Dance studio launches new programs for students with disabilities

The Hubbard Street Dance Center in Chicago has been conducting adaptive dance classes since 2007 with the Parkinson’s Project, which was designed to ease symptoms of the disease and provide an opportunity for students with disabilities to dance. Above, Parkinson’s Project founder Sarah Cullen Fuller instructs a class of elderly students. 

By Arts & Culture Editor

A Chicago dance studio is pioneering new techniques to give children with disabilities a new outlet for expression. 

Hubbard Street Dance Center, 1147 W. Jackson Blvd., announced April 16 the addition of two adaptive dance programs—The Autism Project, for children with autism spectrum disorder in grades 1–6, and Physically Integrated Dance, a program for neurotypical youth ages 8–16 who have certain physical disabilities. 

Five weekly hour-long pilot classes for the program will begin in June 2014 and integrate Hubbard Street’s long-running Parkinson’s Project into its new Adaptive Dance program. Full sessions are scheduled to begin in the fall.

Kathryn Humphreys, director of Education, Youth and Community Programs at Hubbard Street, said the new programs come after more than a year of discussions between members of an advisory committee at the studio. She said the need for the curricula became apparent through Hubbard Street’s work in Chicago Public Schools as part of its Movement As Partnership and Focus Schools Initiative programs. 

“We were inspired [by] what we see in the classrooms in the schools and the need for it,” Humphreys said. “We have students coming through our program [who] could use such classes [as well as] staff members who have children with these issues who are looking for classes all the time.”

The MAP and FSI programs pair dance instructors with children with and without special needs. The lessons combine dance with academic subjects such as English and science, according to Columbia graduate student and Hubbard Street Teaching Artist Cheryl Olendzki. She said her path to becoming a dance therapist was the result of her seven years of teaching at Hubbard Street and in the integrated classrooms.

“I had a student who was a selective mute,” Olendzki said. “She had trauma in her past and stopped talking. To see how she came out of her shell and how movement provided her a different way to communicate was really meaningful to me and was one of the driving forces in getting my master’s.”

Humphreys said the programs are designed for students with autism to address their needs.

“Students with autism and physical disabilities spend a lot of their time in therapy or feeling that they can’t participate,” Humphreys said. “To know that they are welcome and that this will be made comfortable for them and for their parents … creates a level of comfort and a feeling of normalcy—just signing up for a class like kids do.”

Changes to Hubbard Street’s existing programs include a structured visual schedule that is easily understood by students and a higher teacher to student ratio of three adults for every eight students.

“We’re going to have a very structured class [that] will fit the needs of autistic children, starting with Brain Dance, which is based on developmental movement patterns [that] help to reorganize the body and create connections in the central nervous system,” Olendzki said. “While they’re gaining new movement skills, they’re hopefully feeling that joy of dancing, of moving, that many of us experience in a dance class.”

Although Hubbard Street’s program is purely meant for student growth, some professionals have found that movement and dance can be an effective therapy for individuals with autism. 

Joanne Lara, president of nonprofit Autism Movement Therapy  based in Van Nuys, Calif., said she has been using dance to provide children with autism an avenue for self-expression since starting her organization in 2007.   

A former professional dancer,  Lara taught children with special needs in the Los Angeles Unified School District for 10 years before she developed the Autism Movement Therapy Program.
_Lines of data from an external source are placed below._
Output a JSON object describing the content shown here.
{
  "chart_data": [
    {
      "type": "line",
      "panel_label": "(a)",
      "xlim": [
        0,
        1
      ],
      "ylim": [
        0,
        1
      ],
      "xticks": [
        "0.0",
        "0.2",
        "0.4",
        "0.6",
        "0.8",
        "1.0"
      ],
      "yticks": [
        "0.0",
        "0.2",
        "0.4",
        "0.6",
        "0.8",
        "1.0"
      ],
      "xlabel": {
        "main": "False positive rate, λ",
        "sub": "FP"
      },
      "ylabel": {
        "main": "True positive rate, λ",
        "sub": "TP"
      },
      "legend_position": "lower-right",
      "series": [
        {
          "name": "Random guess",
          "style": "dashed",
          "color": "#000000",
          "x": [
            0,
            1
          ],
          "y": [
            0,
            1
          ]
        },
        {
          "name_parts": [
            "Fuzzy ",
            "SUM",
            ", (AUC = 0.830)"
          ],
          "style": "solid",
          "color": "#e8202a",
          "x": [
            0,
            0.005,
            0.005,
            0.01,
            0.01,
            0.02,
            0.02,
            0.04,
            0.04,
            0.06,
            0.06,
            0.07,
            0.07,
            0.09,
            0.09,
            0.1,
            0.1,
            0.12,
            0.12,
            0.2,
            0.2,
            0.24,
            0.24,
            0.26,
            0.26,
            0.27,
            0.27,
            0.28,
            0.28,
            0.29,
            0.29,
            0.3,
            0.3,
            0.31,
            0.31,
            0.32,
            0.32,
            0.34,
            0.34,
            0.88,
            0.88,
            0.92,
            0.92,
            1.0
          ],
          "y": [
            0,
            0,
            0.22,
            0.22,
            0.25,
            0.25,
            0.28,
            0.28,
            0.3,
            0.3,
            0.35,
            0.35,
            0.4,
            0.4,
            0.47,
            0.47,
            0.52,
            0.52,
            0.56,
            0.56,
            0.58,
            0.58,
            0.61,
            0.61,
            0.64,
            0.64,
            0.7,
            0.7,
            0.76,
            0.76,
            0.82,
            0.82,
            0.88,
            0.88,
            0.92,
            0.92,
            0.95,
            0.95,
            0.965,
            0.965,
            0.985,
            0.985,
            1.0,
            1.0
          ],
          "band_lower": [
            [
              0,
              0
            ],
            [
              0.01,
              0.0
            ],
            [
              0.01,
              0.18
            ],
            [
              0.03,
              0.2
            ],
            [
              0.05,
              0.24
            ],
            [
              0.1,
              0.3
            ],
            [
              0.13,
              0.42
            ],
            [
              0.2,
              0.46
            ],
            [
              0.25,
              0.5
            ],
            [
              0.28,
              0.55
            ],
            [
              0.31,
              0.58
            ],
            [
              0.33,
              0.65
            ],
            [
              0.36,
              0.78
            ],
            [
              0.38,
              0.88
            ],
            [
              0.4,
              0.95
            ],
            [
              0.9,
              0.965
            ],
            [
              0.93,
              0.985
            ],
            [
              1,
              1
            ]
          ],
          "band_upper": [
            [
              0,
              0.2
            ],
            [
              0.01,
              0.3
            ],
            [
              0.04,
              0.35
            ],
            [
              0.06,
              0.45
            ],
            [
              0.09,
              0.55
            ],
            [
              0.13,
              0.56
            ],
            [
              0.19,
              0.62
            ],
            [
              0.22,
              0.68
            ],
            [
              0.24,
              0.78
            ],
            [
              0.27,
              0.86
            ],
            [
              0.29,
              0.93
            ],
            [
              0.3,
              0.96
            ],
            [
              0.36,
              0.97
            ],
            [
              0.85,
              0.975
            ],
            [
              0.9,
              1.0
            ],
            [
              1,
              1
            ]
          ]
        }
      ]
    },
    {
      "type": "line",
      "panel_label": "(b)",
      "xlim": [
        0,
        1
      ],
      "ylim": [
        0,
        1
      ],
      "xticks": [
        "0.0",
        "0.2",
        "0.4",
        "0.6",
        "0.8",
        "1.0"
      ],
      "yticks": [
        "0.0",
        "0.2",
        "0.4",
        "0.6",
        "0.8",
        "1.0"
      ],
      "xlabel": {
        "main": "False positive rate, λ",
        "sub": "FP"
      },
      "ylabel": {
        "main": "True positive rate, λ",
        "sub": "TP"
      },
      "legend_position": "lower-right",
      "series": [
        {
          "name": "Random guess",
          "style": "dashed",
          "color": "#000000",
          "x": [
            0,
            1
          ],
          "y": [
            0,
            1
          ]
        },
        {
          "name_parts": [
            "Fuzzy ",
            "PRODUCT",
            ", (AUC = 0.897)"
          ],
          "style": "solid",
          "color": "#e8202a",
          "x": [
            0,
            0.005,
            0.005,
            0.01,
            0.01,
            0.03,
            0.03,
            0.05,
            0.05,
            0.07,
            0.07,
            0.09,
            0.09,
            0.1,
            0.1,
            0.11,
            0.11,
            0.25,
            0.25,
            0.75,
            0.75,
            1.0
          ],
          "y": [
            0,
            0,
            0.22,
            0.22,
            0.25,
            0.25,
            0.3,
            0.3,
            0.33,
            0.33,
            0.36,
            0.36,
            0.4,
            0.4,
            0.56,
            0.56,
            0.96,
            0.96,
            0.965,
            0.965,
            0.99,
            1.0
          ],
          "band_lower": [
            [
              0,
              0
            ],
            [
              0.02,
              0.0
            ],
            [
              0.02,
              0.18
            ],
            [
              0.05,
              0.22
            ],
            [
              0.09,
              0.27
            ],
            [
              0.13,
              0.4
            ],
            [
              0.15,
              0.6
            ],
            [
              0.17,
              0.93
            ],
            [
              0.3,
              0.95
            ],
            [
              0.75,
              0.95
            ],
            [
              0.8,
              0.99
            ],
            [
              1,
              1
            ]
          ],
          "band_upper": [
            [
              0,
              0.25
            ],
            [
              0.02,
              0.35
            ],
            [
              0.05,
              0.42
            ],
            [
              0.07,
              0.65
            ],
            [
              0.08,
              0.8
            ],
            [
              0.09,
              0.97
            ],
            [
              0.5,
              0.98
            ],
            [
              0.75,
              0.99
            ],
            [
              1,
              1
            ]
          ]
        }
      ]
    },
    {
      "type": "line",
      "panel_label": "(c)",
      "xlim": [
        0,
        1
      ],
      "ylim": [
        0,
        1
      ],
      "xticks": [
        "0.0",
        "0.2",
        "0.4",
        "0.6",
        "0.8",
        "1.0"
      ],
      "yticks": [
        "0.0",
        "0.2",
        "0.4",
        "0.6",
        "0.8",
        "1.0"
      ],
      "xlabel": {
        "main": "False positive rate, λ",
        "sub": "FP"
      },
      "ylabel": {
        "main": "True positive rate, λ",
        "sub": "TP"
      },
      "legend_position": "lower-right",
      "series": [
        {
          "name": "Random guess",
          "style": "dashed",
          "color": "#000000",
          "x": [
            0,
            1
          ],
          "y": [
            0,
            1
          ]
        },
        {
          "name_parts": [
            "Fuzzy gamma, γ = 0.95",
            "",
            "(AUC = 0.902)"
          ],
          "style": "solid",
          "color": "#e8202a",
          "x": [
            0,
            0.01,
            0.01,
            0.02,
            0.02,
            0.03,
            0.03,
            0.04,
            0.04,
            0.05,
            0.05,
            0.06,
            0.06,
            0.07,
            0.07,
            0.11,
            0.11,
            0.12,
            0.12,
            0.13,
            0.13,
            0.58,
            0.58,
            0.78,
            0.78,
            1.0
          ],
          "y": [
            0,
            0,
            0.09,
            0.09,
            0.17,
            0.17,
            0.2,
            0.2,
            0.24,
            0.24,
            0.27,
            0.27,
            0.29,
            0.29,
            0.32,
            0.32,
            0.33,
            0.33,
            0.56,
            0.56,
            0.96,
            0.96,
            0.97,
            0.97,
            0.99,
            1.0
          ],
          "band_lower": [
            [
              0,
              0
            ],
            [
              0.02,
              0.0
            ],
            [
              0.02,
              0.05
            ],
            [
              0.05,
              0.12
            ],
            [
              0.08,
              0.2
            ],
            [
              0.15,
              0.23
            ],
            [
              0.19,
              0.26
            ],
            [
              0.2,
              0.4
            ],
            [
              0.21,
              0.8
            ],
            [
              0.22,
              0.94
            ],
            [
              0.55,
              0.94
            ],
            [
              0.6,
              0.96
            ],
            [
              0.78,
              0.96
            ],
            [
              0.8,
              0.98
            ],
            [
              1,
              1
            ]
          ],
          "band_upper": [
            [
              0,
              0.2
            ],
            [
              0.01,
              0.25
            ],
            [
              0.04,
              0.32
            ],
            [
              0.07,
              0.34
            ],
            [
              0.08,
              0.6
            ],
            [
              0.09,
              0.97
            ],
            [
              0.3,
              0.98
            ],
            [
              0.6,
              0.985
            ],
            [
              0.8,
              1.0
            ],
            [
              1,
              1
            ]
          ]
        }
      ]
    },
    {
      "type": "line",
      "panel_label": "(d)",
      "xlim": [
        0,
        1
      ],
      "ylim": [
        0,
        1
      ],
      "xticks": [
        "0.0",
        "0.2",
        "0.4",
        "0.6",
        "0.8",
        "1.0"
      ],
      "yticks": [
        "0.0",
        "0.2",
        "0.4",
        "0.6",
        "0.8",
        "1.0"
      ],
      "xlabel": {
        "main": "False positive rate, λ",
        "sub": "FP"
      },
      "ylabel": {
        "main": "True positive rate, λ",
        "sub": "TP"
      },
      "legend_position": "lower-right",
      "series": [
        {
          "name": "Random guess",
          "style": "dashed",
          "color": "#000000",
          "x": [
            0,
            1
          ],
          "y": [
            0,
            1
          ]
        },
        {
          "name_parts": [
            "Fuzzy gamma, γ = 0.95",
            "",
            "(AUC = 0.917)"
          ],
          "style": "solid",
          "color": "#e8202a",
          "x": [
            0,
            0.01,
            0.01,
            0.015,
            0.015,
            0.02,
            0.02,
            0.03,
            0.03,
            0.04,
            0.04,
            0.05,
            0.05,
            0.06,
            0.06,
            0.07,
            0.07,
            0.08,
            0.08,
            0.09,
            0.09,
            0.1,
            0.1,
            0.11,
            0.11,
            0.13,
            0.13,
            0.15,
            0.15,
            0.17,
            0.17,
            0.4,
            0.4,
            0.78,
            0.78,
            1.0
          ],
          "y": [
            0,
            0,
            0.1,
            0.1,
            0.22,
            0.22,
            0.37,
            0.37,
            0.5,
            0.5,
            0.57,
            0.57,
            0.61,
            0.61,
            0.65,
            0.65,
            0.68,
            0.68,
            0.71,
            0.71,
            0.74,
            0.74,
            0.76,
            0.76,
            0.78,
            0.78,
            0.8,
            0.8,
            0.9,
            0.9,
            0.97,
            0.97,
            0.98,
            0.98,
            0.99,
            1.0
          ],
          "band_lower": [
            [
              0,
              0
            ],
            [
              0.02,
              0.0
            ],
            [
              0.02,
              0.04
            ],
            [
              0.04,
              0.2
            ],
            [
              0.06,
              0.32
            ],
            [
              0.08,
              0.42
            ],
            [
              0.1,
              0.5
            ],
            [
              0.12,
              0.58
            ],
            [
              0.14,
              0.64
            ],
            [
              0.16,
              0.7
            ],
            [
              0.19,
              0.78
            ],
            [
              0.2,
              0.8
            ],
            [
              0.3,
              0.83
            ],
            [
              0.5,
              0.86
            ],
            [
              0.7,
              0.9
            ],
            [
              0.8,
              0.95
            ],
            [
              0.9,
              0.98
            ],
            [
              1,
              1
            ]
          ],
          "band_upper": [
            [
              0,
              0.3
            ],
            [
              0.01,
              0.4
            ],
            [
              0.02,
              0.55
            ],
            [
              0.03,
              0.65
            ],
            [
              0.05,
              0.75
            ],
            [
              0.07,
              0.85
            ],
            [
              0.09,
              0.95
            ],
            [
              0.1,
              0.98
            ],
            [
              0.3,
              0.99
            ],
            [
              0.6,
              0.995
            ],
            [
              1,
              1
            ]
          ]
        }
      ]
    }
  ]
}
Lara teaches AMT workshops throughout the U.S., including her very first at Hubbard Street in 2010, she said. 

Her program coaches dance instructors on how to work with students with autism.  
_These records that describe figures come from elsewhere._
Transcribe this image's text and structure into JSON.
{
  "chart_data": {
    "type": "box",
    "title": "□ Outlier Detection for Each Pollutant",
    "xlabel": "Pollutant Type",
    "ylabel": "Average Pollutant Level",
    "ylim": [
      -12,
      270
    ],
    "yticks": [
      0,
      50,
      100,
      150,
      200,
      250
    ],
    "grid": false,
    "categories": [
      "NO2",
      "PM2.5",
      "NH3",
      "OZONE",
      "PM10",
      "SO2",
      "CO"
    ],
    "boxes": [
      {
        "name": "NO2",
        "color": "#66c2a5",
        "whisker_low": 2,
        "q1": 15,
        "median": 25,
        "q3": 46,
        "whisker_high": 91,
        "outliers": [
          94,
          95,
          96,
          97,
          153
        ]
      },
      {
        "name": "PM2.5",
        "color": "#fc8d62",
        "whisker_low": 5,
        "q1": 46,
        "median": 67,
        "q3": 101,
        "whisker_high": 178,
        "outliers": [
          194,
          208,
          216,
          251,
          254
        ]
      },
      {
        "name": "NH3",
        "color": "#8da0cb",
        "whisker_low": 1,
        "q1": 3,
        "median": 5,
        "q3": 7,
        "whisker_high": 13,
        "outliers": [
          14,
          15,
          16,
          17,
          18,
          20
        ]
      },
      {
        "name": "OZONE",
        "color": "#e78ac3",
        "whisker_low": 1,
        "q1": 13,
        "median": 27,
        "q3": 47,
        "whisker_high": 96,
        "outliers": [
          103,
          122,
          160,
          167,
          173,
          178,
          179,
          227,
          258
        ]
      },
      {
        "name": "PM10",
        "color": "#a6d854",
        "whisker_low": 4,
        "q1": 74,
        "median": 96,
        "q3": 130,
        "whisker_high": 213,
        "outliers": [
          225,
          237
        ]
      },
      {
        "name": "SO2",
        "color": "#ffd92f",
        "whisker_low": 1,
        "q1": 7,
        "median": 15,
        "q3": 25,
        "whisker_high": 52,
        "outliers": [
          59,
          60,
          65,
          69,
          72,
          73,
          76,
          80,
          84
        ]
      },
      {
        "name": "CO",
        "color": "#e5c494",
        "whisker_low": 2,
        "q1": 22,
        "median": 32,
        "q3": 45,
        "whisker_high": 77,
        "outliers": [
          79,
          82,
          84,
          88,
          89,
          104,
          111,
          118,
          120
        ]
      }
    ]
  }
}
Lara said she has seen her students with autism improve their cognitive processes through dance.

“Language is a big plus when you’re working with movement and music because you’re working with audio processing, motor visuals and imitation,” Lara said. “That requires the entire brain to step up to the plate. What we see is speech and language on the left side of the brain begin to kick in—it’s activated.”
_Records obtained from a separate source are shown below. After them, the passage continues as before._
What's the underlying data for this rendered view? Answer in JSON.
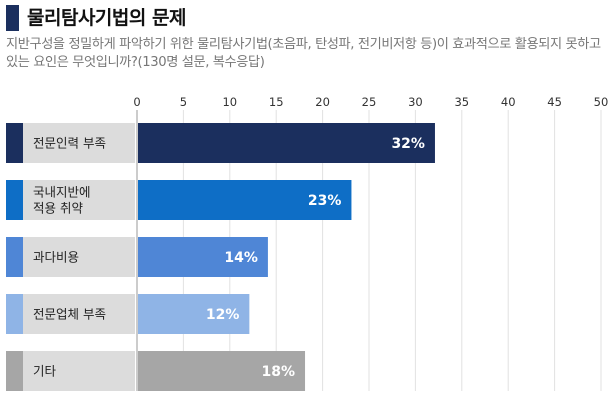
{
  "header": {
    "title": "물리탐사기법의 문제",
    "subtitle": "지반구성을 정밀하게 파악하기 위한 물리탐사기법(초음파, 탄성파, 전기비저항 등)이 효과적으로 활용되지 못하고 있는 요인은 무엇입니까?(130명 설문, 복수응답)"
  },
  "chart_data": {
    "type": "bar",
    "orientation": "horizontal",
    "categories": [
      "전문인력 부족",
      [
        "국내지반에",
        "적용 취약"
      ],
      "과다비용",
      "전문업체 부족",
      "기타"
    ],
    "values": [
      32,
      23,
      14,
      12,
      18
    ],
    "value_labels": [
      "32%",
      "23%",
      "14%",
      "12%",
      "18%"
    ],
    "xlim": [
      0,
      50
    ],
    "ticks": [
      0,
      5,
      10,
      15,
      20,
      25,
      30,
      35,
      40,
      45,
      50
    ],
    "colors": [
      "#1b2f5e",
      "#0e6ec6",
      "#4f86d6",
      "#8fb4e6",
      "#a6a6a6"
    ],
    "title": "",
    "xlabel": "",
    "ylabel": ""
  }
}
According to Lara, dance can also improve social and behavioral issues. Even for children higher on the autism spectrum, she has noticed her program has made major differences.

Humphreys said Hubbard Street’s programs are not necessarily meant to be therapeutic but are intended to provide an outlet for anyone interested in dancing.

“It’s a very exciting and needed opportunity for a lot of children and families in Chicago and an opportunity for a lot of professionals in Chicago to collaborate and make this well-informed so that we can best serve students,” said. “I’m very excited to be a part of it and have been looking for something like this to happen for years.”